Bancor Token Generation Explained
Within three hours, the project of liquidity network blockchain netted about $ 153 million in Ether. This amount made the project one of the most successful token launches in 2017, as reported in this Forbes article about Bancor. At the event of the token generation, there were over 390,000 Ether generated, making it a world record at the time. The event took place on the 12th of June, 2017.
According to Bancor Network Token (BNT), smart tokens will be added with new features in the next 2 years. These features include security upgrades like account recovery, purchasing smart tokens with a credit card, empowering communities to easily use the token without necessarily having the technical know-how, moving the liquidity network completely to a blockchain, and making it possible to decentralize the system. Also, in the next 2 years, there will be a launch of Bancor grants which empower any community to be connected to the Bancor network through the Smart Token connector balance.

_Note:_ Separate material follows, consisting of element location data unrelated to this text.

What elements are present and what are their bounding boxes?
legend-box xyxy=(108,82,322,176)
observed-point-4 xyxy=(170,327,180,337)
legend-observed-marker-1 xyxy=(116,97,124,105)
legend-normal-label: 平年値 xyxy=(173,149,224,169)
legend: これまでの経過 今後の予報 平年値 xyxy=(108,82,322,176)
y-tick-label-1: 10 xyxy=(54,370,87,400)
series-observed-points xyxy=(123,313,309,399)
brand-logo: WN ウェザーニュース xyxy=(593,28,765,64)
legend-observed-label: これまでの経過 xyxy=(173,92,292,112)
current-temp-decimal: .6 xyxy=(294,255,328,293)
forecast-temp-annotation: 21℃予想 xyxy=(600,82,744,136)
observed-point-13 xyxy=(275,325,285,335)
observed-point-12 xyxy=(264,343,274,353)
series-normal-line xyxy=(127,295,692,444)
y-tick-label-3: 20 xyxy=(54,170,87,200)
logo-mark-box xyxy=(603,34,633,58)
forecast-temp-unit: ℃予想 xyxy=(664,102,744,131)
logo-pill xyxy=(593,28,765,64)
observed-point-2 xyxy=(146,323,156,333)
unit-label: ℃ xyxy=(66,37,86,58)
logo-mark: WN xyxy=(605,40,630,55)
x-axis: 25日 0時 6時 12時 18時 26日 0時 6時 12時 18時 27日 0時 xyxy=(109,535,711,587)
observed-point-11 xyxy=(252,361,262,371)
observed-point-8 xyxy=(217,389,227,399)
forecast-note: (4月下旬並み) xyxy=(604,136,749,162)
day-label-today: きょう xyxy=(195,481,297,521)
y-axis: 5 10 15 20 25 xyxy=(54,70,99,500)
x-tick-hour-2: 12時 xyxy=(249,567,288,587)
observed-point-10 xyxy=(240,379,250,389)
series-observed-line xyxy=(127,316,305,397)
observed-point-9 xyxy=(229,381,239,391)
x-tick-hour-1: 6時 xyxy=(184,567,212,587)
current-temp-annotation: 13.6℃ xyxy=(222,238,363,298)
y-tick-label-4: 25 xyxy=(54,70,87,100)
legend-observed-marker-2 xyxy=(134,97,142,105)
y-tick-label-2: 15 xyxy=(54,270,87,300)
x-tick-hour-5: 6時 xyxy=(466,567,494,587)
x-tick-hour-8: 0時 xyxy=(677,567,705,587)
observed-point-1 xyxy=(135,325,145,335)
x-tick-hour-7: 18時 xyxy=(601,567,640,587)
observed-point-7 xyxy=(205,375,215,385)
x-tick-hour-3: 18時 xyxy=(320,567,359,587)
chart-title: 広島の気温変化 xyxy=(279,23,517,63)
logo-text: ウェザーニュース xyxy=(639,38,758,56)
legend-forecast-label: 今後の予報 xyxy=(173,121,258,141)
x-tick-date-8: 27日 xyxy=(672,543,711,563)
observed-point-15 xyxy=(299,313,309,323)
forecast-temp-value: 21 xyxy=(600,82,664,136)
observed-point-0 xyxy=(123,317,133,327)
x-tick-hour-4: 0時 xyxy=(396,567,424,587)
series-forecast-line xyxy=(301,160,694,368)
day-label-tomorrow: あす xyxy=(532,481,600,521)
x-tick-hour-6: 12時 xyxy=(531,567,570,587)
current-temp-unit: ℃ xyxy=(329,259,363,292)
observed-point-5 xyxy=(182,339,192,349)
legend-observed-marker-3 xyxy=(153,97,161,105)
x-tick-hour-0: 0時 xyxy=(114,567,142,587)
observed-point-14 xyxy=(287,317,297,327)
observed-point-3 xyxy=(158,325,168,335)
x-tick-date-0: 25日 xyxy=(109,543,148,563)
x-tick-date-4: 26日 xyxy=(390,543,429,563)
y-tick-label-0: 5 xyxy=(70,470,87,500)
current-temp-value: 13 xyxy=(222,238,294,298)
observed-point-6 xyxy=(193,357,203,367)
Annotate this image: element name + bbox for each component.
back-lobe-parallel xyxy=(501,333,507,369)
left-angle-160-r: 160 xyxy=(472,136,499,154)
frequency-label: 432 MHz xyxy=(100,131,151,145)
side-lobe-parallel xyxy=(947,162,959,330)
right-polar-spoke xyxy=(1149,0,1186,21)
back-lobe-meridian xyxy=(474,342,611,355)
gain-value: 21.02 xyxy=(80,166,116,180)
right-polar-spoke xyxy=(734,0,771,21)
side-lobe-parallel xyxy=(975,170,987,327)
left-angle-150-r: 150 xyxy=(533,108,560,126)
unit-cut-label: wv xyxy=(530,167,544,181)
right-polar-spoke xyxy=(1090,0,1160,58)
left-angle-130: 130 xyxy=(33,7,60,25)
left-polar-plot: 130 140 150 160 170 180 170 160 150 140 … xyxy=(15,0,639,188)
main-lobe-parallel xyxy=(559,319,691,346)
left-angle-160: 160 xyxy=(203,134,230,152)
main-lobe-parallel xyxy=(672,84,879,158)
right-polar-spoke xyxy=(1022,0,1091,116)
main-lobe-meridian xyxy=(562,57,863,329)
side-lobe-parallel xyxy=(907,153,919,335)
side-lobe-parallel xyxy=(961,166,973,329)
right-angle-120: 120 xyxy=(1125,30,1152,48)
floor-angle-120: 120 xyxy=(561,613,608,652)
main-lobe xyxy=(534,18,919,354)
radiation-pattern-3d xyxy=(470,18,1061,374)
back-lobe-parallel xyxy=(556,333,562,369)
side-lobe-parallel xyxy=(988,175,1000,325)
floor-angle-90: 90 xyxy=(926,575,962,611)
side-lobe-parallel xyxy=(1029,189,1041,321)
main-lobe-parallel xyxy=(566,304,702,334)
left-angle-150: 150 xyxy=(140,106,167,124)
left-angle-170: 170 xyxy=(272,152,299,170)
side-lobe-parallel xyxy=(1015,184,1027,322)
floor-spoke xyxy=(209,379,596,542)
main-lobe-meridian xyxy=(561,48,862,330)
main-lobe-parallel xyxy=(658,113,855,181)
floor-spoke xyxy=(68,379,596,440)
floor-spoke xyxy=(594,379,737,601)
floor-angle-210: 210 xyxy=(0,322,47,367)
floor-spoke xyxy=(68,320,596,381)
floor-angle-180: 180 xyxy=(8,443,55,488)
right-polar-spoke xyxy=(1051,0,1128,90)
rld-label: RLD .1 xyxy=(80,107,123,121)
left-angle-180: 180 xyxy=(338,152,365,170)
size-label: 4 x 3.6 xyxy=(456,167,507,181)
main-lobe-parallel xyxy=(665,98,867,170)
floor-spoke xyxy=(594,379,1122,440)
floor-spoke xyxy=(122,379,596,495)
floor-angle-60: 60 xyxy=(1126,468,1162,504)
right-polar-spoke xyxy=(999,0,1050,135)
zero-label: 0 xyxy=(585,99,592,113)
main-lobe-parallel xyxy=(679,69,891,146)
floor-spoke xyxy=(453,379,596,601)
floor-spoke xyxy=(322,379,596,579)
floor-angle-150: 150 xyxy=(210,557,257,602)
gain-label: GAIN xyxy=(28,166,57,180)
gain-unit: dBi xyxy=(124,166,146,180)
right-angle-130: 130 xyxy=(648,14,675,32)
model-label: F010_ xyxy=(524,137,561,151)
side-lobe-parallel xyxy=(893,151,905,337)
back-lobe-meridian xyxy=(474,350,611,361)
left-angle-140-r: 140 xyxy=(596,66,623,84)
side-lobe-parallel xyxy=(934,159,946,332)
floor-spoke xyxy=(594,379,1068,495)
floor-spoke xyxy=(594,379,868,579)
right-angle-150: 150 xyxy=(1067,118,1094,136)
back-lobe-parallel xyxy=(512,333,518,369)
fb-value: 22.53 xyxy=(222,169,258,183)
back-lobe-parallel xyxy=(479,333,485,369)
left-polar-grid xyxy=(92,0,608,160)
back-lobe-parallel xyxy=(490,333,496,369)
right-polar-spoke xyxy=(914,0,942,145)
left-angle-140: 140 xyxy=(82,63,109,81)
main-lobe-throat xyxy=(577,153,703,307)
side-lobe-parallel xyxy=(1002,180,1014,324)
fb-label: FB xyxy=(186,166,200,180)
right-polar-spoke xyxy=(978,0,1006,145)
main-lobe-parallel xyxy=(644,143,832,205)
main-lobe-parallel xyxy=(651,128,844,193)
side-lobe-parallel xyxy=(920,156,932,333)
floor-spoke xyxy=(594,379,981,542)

Since the launch of the Smart Token, Bancor has made it possible for its token to be activated and it has launched its relay token for over 20 ERC tokens, which are currently convertible through the network. Bancor has also launched their web app on both mobile and desktop platform while deploying a unique widget that will enable users to comfortably convert their tokens irrespective of their location.
Bancor Network Token holds Ether as its primary token connected to its network, hence making it possible for the conversion of tokens to Ether, so long as the token is connected to the Bancor Network There won’t be any need to match buyers and sellers. As it stands now, this feat is a great achievement in the world of blockchain. Bancor is single-handedly driving a technology that will provide a solution to the problem of liquidity while creating cryptocurrencies that are intrinsically liquid.
Summing it All Up
Bancor has successfully discovered a new model – without relying on the traditional method of buying and selling tokens, Bancor is reinventing liquidity. This method is made possible through the use of smart contracts that are currently available on the Ethereum network. This model allows balancing at all times other connected tokens. The Bancor model makes use of a simple formula to calculate and recalculate the price of Smart Tokens that is convertible at any point on the network for any of its connected tokens.
The Bancor model replaces the traditional method of determining price. Previously this required a highly labor-intensive process involving “matchmaking” before a trade could be carried out. The model offers a lot of functions such as decentralization, improvement in efficiency, transparency, stability for the emerging cryptocurrency, and accessibility in a dynamic economy.